David Mountain, Planning and Environment, University of Manchester, 2017 Cohort
Thanks to the NWSSDTP Internship scheme, I spent my summer in Milton Keynes – the famed land of roundabouts and concrete cows. I had learnt that the grid layout in Central Milton Keynes, and its central street, Midsummer Boulevard, are orientated along the line of the sun on midsummer’s day, and this combination of modernism with ‘60s hippy spiritualism had sparked my curiosity. My presumption was that if any of the original architects of MK were still around, I’d find them on the night of the summer solstice somewhere along Midsummer Boulevard. Sadly this didn’t work out, but I had much more luck attending an evening nature walk in a rainy wood run by the MK Natural History Society: this was where I began to get to know some very welcoming and genuine characters who maintain what is between them a substantial oral history of the development of Milton Keynes, some of which is now getting written down.
My placement was with Milton Keynes City Discovery Centre (MKCDC), a curious charity set up in the 1970s by the MK Development Corporation as the MK Urban Studies Centre, within the now-obscure school of thought of ‘environmental education’. I had met its director and CEO at a conference on new towns heritage and she came to mind when I was toying up my options about a placement. The brief which we came up with together was for me to use their rich library and archive, accumulated over the years, to produce new learning resources on the history of the planning and realisation of Milton Keynes. The idea was that this would help with the educational component of their mission.
The first issue I confronted when I arrived was that the education officer no longer worked for the charity, and hadn’t been replaced. While this seemed to be a huge setback as I no longer had a line-manager, I also learnt that a project was just being set up called New Towns Heritage Explorers, which was working in a more sustained way on the kind of project I had in mind for my placement. This ongoing project is in partnership between MKCDC, Milton Keynes Council (MKC) and the Historic Towns and Villages Forum, and has Heritage Lottery funding and a set of part-time project staff. I met with the heritage officer at MKC and was invited to the initial project set-up meeting. Out of this, I agreed with one of the project directors to work on producing a set of documents to help guide volunteer researchers involved in the project on the kinds of research questions they could pursue on Milton Keynes history, and the kinds of historical materials which are available to them.
To do this I had to learn more about Milton Keynes myself, and I spent a lot of time in different libraries and archives, and interviewing a number of former planners and other officers from the time of Milton Keynes Development Corporation. Another funny finding was that in the 1970s and ‘80s, the MK Urban Studies Centre had already long ago produced some amazing learning resources which still exist in the MKCDC library, and which, although somewhat out-of-date, are much more substantial and thought-through than anything I could have produced in 3 months. The problem clearly was at the interface of schools and the charity – with a lack of time and perhaps money for visits, and a lack of engagement of teachers with the learning resources still available.

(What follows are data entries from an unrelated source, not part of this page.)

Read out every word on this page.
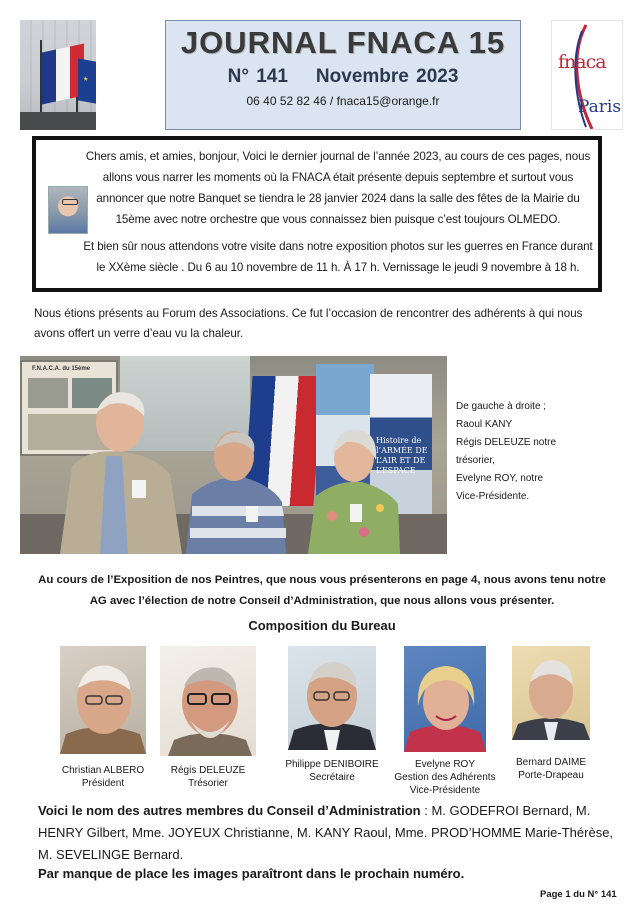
★
JOURNAL FNACA 15
N° 141 Novembre 2023
06 40 52 82 46 / fnaca15@orange.fr
fnaca
Paris

Chers amis, et amies, bonjour, Voici le dernier journal de l’année 2023, au cours de ces pages, nous allons vous narrer les moments où la FNACA était présente depuis septembre et surtout vous annoncer que notre Banquet se tiendra le 28 janvier 2024 dans la salle des fêtes de la Mairie du 15ème avec notre orchestre que vous connaissez bien puisque c’est toujours OLMEDO.

Et bien sûr nous attendons votre visite dans notre exposition photos sur les guerres en France durant le XXème siècle . Du 6 au 10 novembre de 11 h. À 17 h. Vernissage le jeudi 9 novembre à 18 h.

Nous étions présents au Forum des Associations. Ce fut l’occasion de rencontrer des adhérents à qui nous avons offert un verre d’eau vu la chaleur.
F.N.A.C.A. du 15ème
Histoire de l’ARMÉE DE L’AIR ET DE L’ESPACE
De gauche à droite ;
Raoul KANY
Régis DELEUZE notre trésorier,
Evelyne ROY, notre Vice-Présidente.
Au cours de l’Exposition de nos Peintres, que nous vous présenterons en page 4, nous avons tenu notre AG avec l’élection de notre Conseil d’Administration, que nous allons vous présenter.
Composition du Bureau
Christian ALBERO
Président
Régis DELEUZE
Trésorier
Philippe DENIBOIRE
Secrétaire
Evelyne ROY
Gestion des Adhérents
Vice-Présidente
Bernard DAIME
Porte-Drapeau
Voici le nom des autres membres du Conseil d’Administration : M. GODEFROI Bernard, M. HENRY Gilbert, Mme. JOYEUX Christianne, M. KANY Raoul, Mme. PROD’HOMME Marie-Thérèse, M. SEVELINGE Bernard.
Par manque de place les images paraîtront dans le prochain numéro.
Page 1 du N° 141
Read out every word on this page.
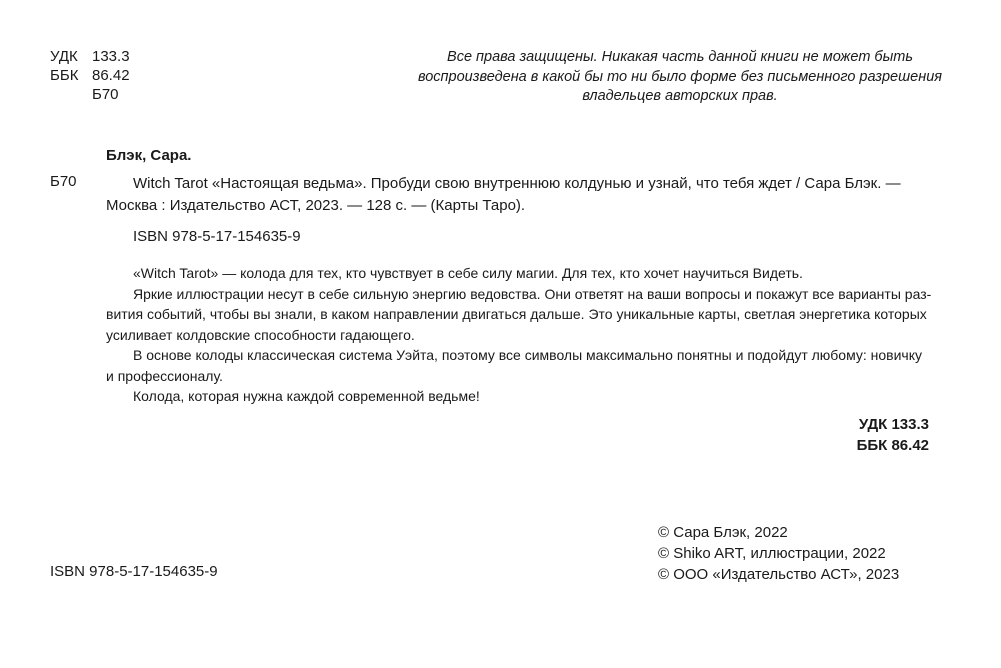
УДК 133.3
ББК 86.42
Б70
Все права защищены. Никакая часть данной книги не может быть
воспроизведена в какой бы то ни было форме без письменного разрешения
владельцев авторских прав.
Блэк, Сара.
Б70	Witch Tarot «Настоящая ведьма». Пробуди свою внутреннюю колдунью и узнай, что тебя ждет / Сара Блэк. —
Москва : Издательство АСТ, 2023. — 128 с. — (Карты Таро).
ISBN 978-5-17-154635-9
«Witch Tarot» — колода для тех, кто чувствует в себе силу магии. Для тех, кто хочет научиться Видеть.
Яркие иллюстрации несут в себе сильную энергию ведовства. Они ответят на ваши вопросы и покажут все варианты раз-
вития событий, чтобы вы знали, в каком направлении двигаться дальше. Это уникальные карты, светлая энергетика которых
усиливает колдовские способности гадающего.
В основе колоды классическая система Уэйта, поэтому все символы максимально понятны и подойдут любому: новичку
и профессионалу.
Колода, которая нужна каждой современной ведьме!
УДК 133.3
ББК 86.42
ISBN 978-5-17-154635-9
© Сара Блэк, 2022
© Shiko ART, иллюстрации, 2022
© ООО «Издательство АСТ», 2023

I also worked with a colleague at the University of Manchester on preparing a course that he is now teaching, and which I am the teaching assistant for, which includes a Milton Keynes component and a one-day field trip to Milton Keynes. Finally I put together a roundtable discussion featuring a number of planners and community advocates, past and present to discuss the history and future of concepts of planning and community in Milton Keynes. This was as part of a large public architecture/culture/design festival, commissioned by MKC, so I was able to get some of the advertising for the event quite easily. This was a great success and I’m proud to have facilitated the conversation which happened.
With less rigidly-structured placements at smaller organisations, I suspect that the kinds of challenges outlined above quite often occur, and that it’s important to keep lines of communication open, think on your feet and to say yes to the suggestions of people to meet with. In the end, I kept myself very busy, and got to meet some great people, but it could have been less enjoyable and productive if I’d not been so proactive. I also found the social side of life in MK a bit challenging – with no existing friends or friends of friends, and no academic contacts, my main social occasion of the week became the nature walks with retired planners and development officers; we did had a great deal to talk about as their expertise dated back many decades! I managed to partially compensate for this scarcity of company by making plans to meet friends and colleagues in London, which is not far at all, and encouraging plenty of friends and colleagues visit me.
The most valuable outcomes of the placement were getting to know some of the characters and some of the debates going on right now about the future of MK, getting a taste of work in a variety of non-academic fields through working alongside and interviewing practitioners (of heritage, education, planners and policymakers), and having the chance to get engrossed in and be a part of the daily life of a fascinating place.